Firebird by Mark Doty

THE TIMES                            20 December 2000

FIREBIRD
by MARK DOTY
(Cape £12.99)

Memoirists, like policemen, are growing younger. The Christmas bookshelves groan under the weight of the ‘personal stories’, usually ghosted, of pop, soap and sports stars in their early twenties, who use hard covers to give a spurious respectability to material more suited to an interview or chat show. It is, therefore, a particular pleasure to read this memoir by Mark Doty who, while still comparatively young, claims the attention by the power of his perceptions rather than the scale of his celebrity.

Doty is a prize-winning poet whose previous memoir. Heaven’s Gate, is, arguably, the finest piece of writing on the AIDS crisis to have emerged from America.  Here, he turns, his attention to his childhood and adolescence in the fifties and sixties.  He was born in East Tennessee and, although his father’s work for the Army Corps of Engineers took the family across the States, his early life was pure Southern Gothic.  Aficionados of the genre will find many characters to treasure: a maternal grandmother who kept a club by the bed to batter snakes; a paternal grandfather who left a pile of excrement in his seat for his loathed daughter-in-law;   a single mother known euphemistically as ‘Neighbour Lady”.

The heart of the book lies in Doty’s depiction of his bizarre family and emergent sexuality. Both subjects, together with the intensity of Doty’s prose, suggest an affinity with Tennessee Williams – although the Dotys make Williams’s Wingfields seem positively conventional. His father is a bullying racist who refers to ‘Martin Luther Coon’. His mother is an emotionally fragile alcoholic. His sister escapes to Memphis, where she has a fetishistic affair with a mortician, works as a snake woman in a carnival and is jailed for stealing from a drug store.

Meanwhile, Doty himself makes the classic progression from someone who, according to his teachers, ‘relates so well to girls’, to someone who, in the view of his mother who catches him doing a Judy Garland impression, identifies too closely with them. The most chilling moment in the book comes when she pulls a gun on him, only to be thwarted by the safety catch.

Firebird is a immensely powerful book.
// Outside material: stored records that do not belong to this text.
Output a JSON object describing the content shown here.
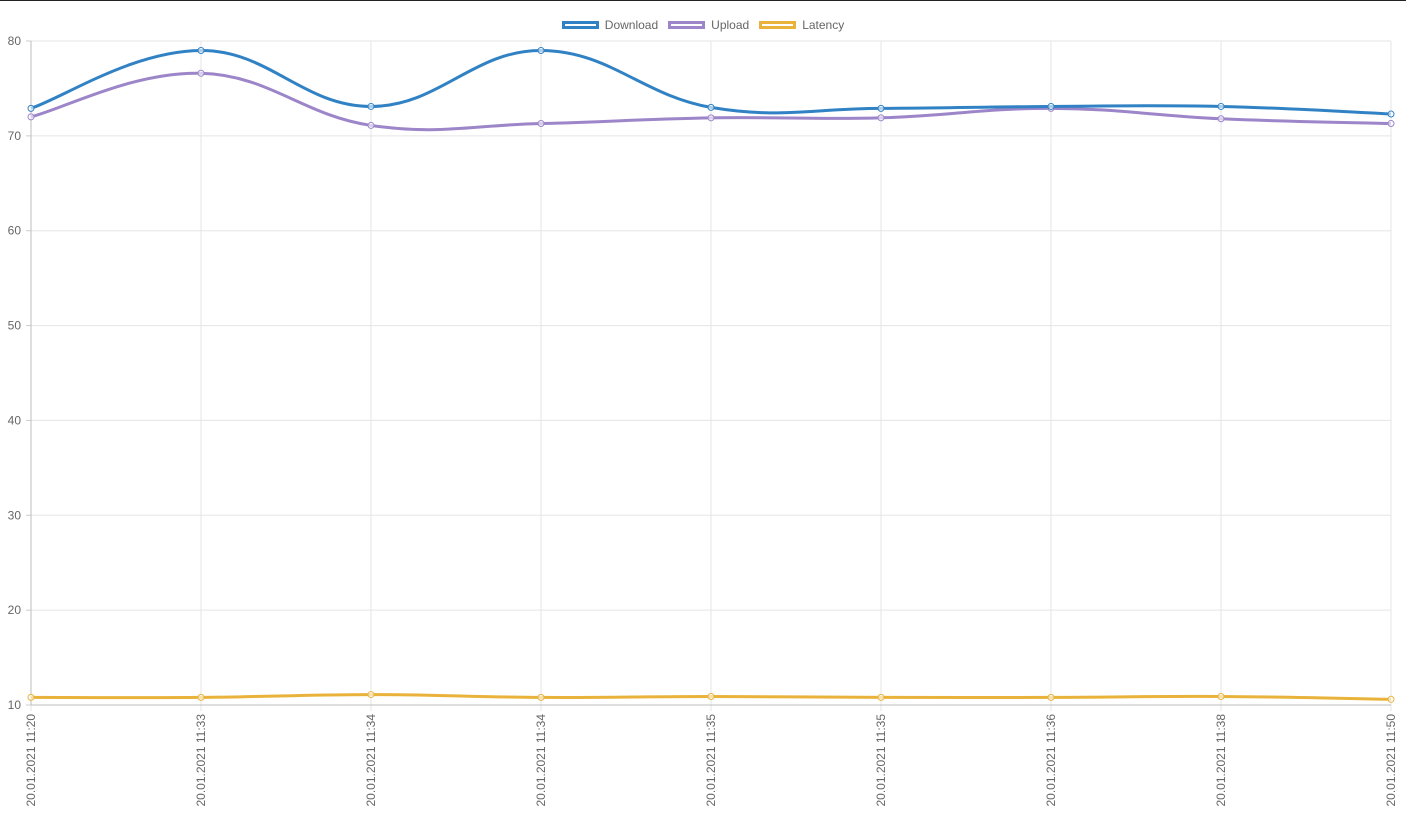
{
  "chart_data": {
    "type": "line",
    "categories": [
      "20.01.2021 11:20",
      "20.01.2021 11:33",
      "20.01.2021 11:34",
      "20.01.2021 11:34",
      "20.01.2021 11:35",
      "20.01.2021 11:35",
      "20.01.2021 11:36",
      "20.01.2021 11:38",
      "20.01.2021 11:50"
    ],
    "series": [
      {
        "name": "Download",
        "color": "#3182c4",
        "values": [
          72.9,
          79.0,
          73.1,
          79.0,
          73.0,
          72.9,
          73.1,
          73.1,
          72.3
        ]
      },
      {
        "name": "Upload",
        "color": "#9c85c9",
        "values": [
          72.0,
          76.6,
          71.1,
          71.3,
          71.9,
          71.9,
          72.9,
          71.8,
          71.3
        ]
      },
      {
        "name": "Latency",
        "color": "#e9b33b",
        "values": [
          10.8,
          10.8,
          11.1,
          10.8,
          10.9,
          10.8,
          10.8,
          10.9,
          10.6
        ]
      }
    ],
    "title": "",
    "xlabel": "",
    "ylabel": "",
    "ylim": [
      10,
      80
    ],
    "yticks": [
      10,
      20,
      30,
      40,
      50,
      60,
      70,
      80
    ],
    "grid": true,
    "legend_position": "top"
  }
}
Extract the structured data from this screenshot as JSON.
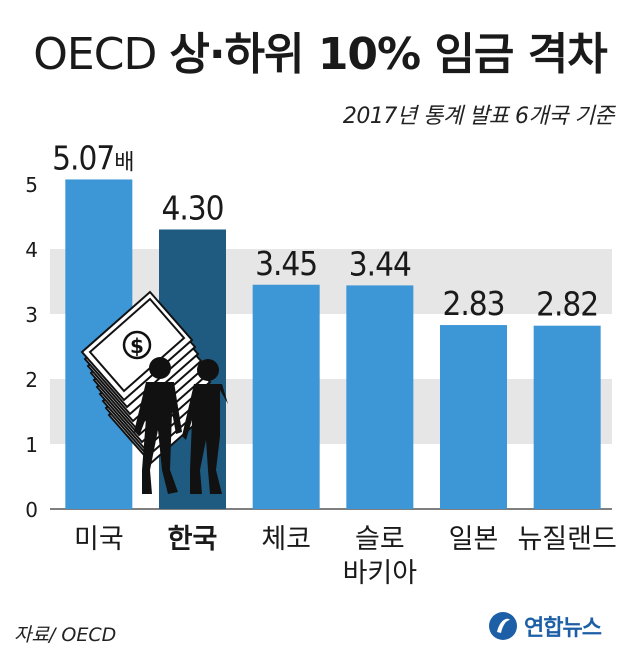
{
  "header": {
    "title_prefix": "OECD",
    "title_main": "상·하위 10% 임금 격차",
    "subtitle": "2017년 통계 발표 6개국 기준"
  },
  "footer": {
    "source": "자료/ OECD",
    "logo_text": "연합뉴스"
  },
  "chart_data": {
    "type": "bar",
    "title": "OECD 상·하위 10% 임금 격차",
    "subtitle": "2017년 통계 발표 6개국 기준",
    "xlabel": "",
    "ylabel": "",
    "categories": [
      [
        "미국"
      ],
      [
        "한국"
      ],
      [
        "체코"
      ],
      [
        "슬로",
        "바키아"
      ],
      [
        "일본"
      ],
      [
        "뉴질랜드"
      ]
    ],
    "values": [
      5.07,
      4.3,
      3.45,
      3.44,
      2.83,
      2.82
    ],
    "value_labels": [
      "5.07",
      "4.30",
      "3.45",
      "3.44",
      "2.83",
      "2.82"
    ],
    "unit_suffix": "배",
    "highlight_index": 1,
    "ylim": [
      0,
      5
    ],
    "yticks": [
      0,
      1,
      2,
      3,
      4,
      5
    ],
    "grid": "alternating-bands",
    "colors": {
      "bar": "#3d96d6",
      "highlight": "#1f5b80",
      "band": "#e6e6e6",
      "text": "#1a1a1a"
    }
  }
}
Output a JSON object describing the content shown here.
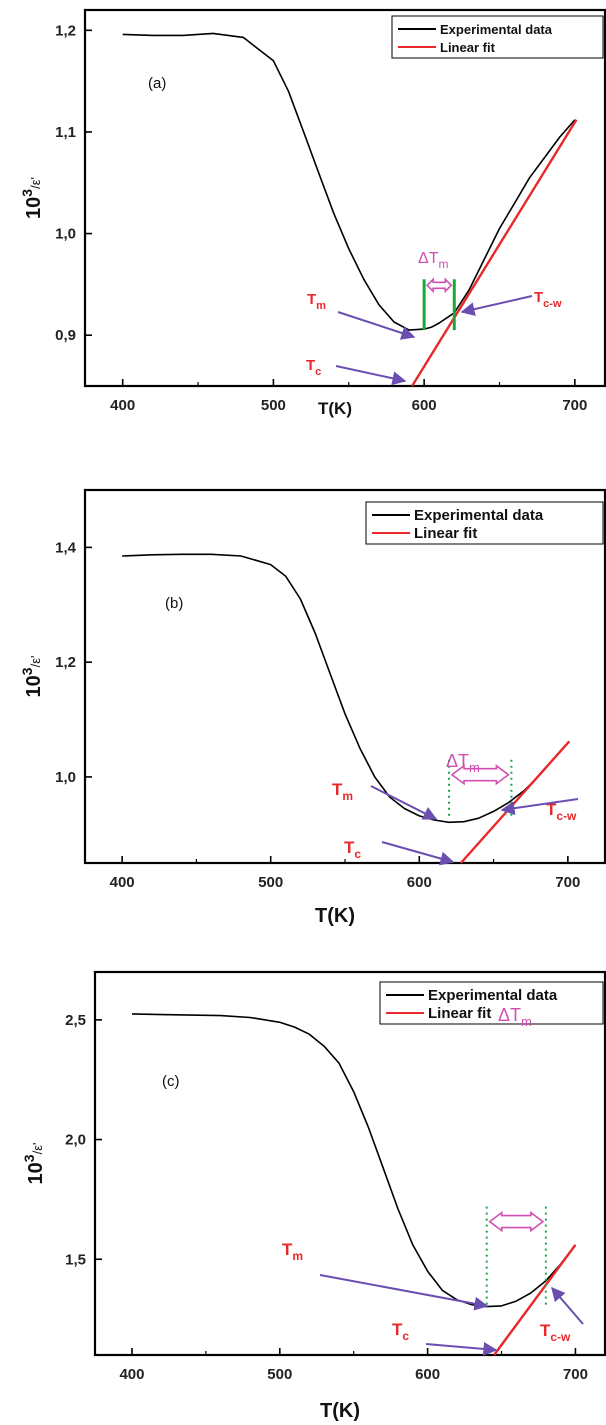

Doty’s prose is as memorable as his story: nearly every page contains a noteworthy phrase. What it lacks is a guiding principle. The opening image of a Dutch perspective box in which distortion provides a means to view the truth suggests that the fallibility of memory will be a dominant theme, but this fails to emerge. Instead, Firebird is a beautiful collection of vignettes which constitute both a testament to and an example of the art that has enabled Doty to survive.